Jakarta (optika.id) - Uskup Agung Jakarta Kardinal Mgr Ignatius Suharyo memberikan tanggapan terhadap gelombang kritik yang disampaikan oleh sivitas akademika dari berbagai kampus di Indonesia terhadap pemerintahan Presiden Joko Widodo (Jokowi) menjelang Pemilu 2024. Suharyo mengatakan bahwa kritik terhadap penguasa merupakan hal yang wajar dan sudah ada sejak zaman kenabian.
Suharyo menyampaikan pandangannya dalam acara seruan terkait Pemilu 2024 di Grha Oikoumene, Salemba, Jakarta Pusat, Senin (5/2/2024). Ia mengatakan bahwa dalam perspektif iman Kristiani, kekuasaan selalu berisiko menjadi berbahaya jika tidak dijalankan dengan baik. Oleh karena itu, perlu ada nabi-nabi atau orang-orang yang menyerukan kebenaran dan keadilan.
Baca juga: Pertemuan Tertutup Jokowi dan Prabowo: Momen Penting di Solo
Dalam sejarah itu selalu ada kerajaan. Dan kerajaan itu sama dengan kekuasaan. Kita semua tahu kekuasaan itu berbahaya kalau tidak dijalankan dengan baik. Maka ketika ada institusi kerajaan, pada waktu itu raja-raja tidak bagus, munculah nabi-nabi. Itulah yang menyerukan kebenaran, keadilan, kata Suharyo, seperti dikutip dari Kompas TV.
Suharyo menilai bahwa dinamika seperti itu selalu ada di setiap zaman, termasuk di Indonesia saat ini. Ia mengatakan bahwa sivitas akademika memiliki tanggung jawab untuk menyampaikan kritik terkait moral kepada institusi yang memegang kekuasaan. Ia berharap bahwa kritik-kritik tersebut dapat didengarkan dan direspon dengan baik oleh pemerintah.
Dinamika seperti itu dalam sejarah selalu ada. Semoga seruan-seruan seperti itu didengarkan. Kalau tidak didengarkan dalam sejarah juga jelas, ketika kekuasaan tidak mendengarkan kritik-kritik bahayanya adalah tumbang. Bukan hanya di Indonesia, tetapi di mana pun akan terjadi, ujarnya.
Baca juga: Aneh! Jelang Lengser Kepuasan Terhadap Jokowi Tinggi, tapi Negara Bakal Ambruk
Suharyo juga mengatakan bahwa kekuasaan dan kritik harus berjalan bersama-sama, agar dapat menciptakan kehidupan demokrasi yang sehat dan bermartabat. Ia mengajak seluruh elemen bangsa untuk menjaga persatuan dan kerukunan dalam menghadapi Pemilu 2024.

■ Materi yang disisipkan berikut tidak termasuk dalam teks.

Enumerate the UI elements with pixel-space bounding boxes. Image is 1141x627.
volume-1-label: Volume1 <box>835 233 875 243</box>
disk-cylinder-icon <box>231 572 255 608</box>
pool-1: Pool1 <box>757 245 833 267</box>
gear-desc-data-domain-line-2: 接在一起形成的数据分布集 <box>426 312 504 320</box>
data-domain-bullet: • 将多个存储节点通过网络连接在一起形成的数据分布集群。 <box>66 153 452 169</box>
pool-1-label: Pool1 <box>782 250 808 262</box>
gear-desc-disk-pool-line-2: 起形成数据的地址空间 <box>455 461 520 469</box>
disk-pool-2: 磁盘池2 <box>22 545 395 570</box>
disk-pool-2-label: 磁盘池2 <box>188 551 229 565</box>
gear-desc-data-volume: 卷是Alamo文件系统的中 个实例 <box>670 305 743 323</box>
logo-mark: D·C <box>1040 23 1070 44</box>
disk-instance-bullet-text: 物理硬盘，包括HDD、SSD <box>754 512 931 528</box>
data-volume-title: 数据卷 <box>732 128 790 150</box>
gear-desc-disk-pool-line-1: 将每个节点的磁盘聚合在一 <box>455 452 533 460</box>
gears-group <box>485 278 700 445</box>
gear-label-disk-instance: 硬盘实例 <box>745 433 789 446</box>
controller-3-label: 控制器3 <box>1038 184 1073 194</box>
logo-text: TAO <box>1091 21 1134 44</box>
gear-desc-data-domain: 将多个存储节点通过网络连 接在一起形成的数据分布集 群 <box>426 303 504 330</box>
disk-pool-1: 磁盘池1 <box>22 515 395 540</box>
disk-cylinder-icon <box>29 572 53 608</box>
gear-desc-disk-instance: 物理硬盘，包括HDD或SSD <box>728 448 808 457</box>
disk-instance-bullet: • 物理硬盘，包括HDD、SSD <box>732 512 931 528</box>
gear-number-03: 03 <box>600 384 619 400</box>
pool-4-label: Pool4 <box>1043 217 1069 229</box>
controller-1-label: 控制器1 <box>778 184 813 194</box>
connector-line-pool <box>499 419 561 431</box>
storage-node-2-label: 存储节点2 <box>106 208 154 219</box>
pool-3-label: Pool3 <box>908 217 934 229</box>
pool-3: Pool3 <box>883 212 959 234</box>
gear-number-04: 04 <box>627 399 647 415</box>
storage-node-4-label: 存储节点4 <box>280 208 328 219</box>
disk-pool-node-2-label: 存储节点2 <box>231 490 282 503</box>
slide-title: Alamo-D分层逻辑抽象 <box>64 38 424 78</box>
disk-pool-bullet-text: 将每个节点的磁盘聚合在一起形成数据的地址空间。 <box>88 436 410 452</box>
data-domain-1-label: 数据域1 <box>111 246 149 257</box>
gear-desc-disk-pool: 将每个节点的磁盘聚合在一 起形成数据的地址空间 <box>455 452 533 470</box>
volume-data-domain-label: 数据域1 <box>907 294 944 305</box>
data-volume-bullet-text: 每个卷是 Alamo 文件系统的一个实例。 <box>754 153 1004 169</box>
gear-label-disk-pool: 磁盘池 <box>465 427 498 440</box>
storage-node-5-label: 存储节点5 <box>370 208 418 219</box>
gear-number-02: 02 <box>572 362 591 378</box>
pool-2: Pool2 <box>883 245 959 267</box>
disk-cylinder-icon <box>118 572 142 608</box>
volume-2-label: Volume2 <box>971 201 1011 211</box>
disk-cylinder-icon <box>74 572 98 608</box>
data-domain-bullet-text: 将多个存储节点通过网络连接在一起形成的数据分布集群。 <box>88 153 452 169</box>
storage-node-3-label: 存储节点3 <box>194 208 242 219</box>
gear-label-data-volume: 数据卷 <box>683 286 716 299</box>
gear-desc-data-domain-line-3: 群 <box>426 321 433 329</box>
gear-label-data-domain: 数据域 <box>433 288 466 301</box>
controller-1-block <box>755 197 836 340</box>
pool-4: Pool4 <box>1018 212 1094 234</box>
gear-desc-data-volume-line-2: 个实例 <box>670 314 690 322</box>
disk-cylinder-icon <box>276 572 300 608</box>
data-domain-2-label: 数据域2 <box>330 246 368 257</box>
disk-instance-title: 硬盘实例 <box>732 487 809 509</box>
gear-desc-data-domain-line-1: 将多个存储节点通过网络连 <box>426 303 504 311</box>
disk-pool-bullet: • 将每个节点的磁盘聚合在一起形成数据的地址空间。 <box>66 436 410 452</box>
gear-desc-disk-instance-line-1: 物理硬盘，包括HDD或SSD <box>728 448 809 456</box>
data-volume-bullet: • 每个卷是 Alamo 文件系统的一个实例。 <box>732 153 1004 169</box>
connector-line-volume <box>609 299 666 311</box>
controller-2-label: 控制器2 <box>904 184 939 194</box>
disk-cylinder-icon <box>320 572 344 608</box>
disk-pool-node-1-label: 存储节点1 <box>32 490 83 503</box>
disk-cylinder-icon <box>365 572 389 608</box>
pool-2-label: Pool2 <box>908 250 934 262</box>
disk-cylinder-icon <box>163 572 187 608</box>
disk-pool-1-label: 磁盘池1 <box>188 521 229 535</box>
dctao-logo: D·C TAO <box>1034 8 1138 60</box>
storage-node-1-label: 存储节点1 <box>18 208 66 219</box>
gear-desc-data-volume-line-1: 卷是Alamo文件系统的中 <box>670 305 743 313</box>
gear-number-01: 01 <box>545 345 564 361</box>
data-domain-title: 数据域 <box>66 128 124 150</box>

Dalam kesempatan yang sama, Wakil Ketua Umum Majelis Ulama Indonesia (MUI) Marsudi Syuhud juga memberikan tanggapan terkait kritik dari sivitas akademika. Marsudi mengatakan bahwa kritik merupakan vitamin yang dapat menyehatkan demokrasi. Ia menyebut kritik yang disampaikan oleh sivitas akademika bukan untuk merobohkan, melainkan untuk membangun Indonesia yang lebih baik.
Kritik itu biasa, karena kritik itu adalah vitamin. Kalau vitaminnya pas, itu akan menyehatkan bangsa ini, akan menyehatkan demokrasi ini. Atas kritik yang banyak, kritik itu membangun, kritik itu bukan merobohkan, tapi untuk memperkuat, untuk membangun, kata Marsudi.
Baca juga: Dosa-dosa Jokowi
Sebelumnya, diberitakan bahwa sivitas akademika dari berbagai kampus di Indonesia telah menerbitkan pernyataan sikap atau maklumat kebangsaan yang mengkritik situasi demokrasi di Indonesia menjelang Pemilu 2024. Kritik tersebut mulai disampaikan usai Jokowi menyatakan bahwa presiden boleh berpihak dan berkampanye.
Beberapa kampus yang telah menyatakan sikap antara lain Universitas Gadjah Mada (UGM), Universitas Islam Indonesia (UII), Universitas Andalas (Unand), Asosisasi Perguruan Tinggi Katolik (APTIK), Universitas Indonesia (UI), Universitas Pendidikan Indonesia (UPI), Universitas Jember (Unej), Universitas Islam Negeri (UIN) Syarif Hidayatullah, UIN Sunan Kalijaga, Universitas Islam Bandung (Unisba), dan Sekolah Tinggi Filsafat (STF) Driyarkara.